Asian Wings, considered to be a proxy airline of U Tay Za, went bankrupt, which fueled speculation that his other airline, Air Bagan, would face the same fate. While other cronies are cleaning up their act, Tay Za has been described by some journalists as becoming ever more erratic.

U Shwe Mann – Speaker on the way out

The parliament speaker might have been right in his pre-election assessment that the Union Solidarity and Democracy Party had to change its act or face annihilation. He was ousted on August 11 as the party chairman and then he lost in his constituency Phyu on election day. When the new parliament is installed at the end of January, Thura Shwe Mann has to step down as the Speaker of the Pyithu Hluttaw. He will be a (sort of) ordinary citizen again.

U Thein Sein – Ruling party chief

Facing increasing criticism that he was backtracking on his reforms, President U Thein Sein must have enjoyed 2011, 2012 and 2013 much more. After the USDP-party coup in August he took over the chairmanship of the party, only to be defeated heavily at the polls on November 8.

U Nay Zin Latt – NDP chairman

Former presidential adviser Nay Zin Latt founded the National Development Party, tipped by some to become the third force in Myanmar politics. A harsh reality check followed on election day. In total the NDP contested 357 seats nationwide. Of the 100 seats it contested for the two houses of parliament it won none.

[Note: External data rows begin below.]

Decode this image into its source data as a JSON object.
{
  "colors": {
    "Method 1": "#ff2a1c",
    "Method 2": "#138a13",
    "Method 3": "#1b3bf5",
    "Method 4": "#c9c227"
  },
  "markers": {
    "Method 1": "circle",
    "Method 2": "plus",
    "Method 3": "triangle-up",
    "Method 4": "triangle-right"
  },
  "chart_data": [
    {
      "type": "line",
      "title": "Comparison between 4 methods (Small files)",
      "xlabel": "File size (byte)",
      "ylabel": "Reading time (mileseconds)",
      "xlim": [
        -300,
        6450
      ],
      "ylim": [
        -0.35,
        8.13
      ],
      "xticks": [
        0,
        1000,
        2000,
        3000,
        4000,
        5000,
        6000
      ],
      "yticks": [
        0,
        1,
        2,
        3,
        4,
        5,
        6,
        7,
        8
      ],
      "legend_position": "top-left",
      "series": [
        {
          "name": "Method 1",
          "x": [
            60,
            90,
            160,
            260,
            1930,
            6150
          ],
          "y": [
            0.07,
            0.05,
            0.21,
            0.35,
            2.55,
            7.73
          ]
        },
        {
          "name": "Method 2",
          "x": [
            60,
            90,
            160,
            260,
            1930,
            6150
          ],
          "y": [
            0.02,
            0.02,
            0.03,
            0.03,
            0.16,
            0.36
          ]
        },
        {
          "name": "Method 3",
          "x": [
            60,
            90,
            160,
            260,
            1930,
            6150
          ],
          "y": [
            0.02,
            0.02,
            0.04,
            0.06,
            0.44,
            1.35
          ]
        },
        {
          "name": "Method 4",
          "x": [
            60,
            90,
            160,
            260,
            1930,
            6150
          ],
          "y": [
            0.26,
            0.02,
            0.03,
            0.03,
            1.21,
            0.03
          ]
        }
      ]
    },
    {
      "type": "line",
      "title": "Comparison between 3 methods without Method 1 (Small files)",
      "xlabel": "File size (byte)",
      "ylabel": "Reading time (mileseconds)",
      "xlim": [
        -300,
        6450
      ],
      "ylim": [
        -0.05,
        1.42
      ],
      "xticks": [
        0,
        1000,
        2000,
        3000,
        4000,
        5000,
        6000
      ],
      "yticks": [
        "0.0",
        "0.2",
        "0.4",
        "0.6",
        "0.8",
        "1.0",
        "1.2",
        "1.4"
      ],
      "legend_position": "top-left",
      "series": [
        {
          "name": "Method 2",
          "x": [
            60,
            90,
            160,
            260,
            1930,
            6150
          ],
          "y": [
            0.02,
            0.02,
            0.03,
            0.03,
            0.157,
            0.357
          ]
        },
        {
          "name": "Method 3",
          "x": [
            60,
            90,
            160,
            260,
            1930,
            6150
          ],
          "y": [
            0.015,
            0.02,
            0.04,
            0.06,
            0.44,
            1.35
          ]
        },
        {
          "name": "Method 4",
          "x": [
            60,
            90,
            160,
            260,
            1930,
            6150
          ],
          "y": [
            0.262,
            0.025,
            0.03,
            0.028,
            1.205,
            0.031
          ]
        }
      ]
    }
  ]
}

Dr Stephen Suen – Marga Landmark boss

Near the U Htaung Bo roundabout in downtown, the Yangon Dagon City project was going to be built. Ma Ba Tha protesters, claiming the US$300 million dollar development would damage the integrity of nearby Shwedagon pagoda, forced the axing of the project, which must have cost Marga Landmark chairman Dr Stephen Suen many a sleepless night.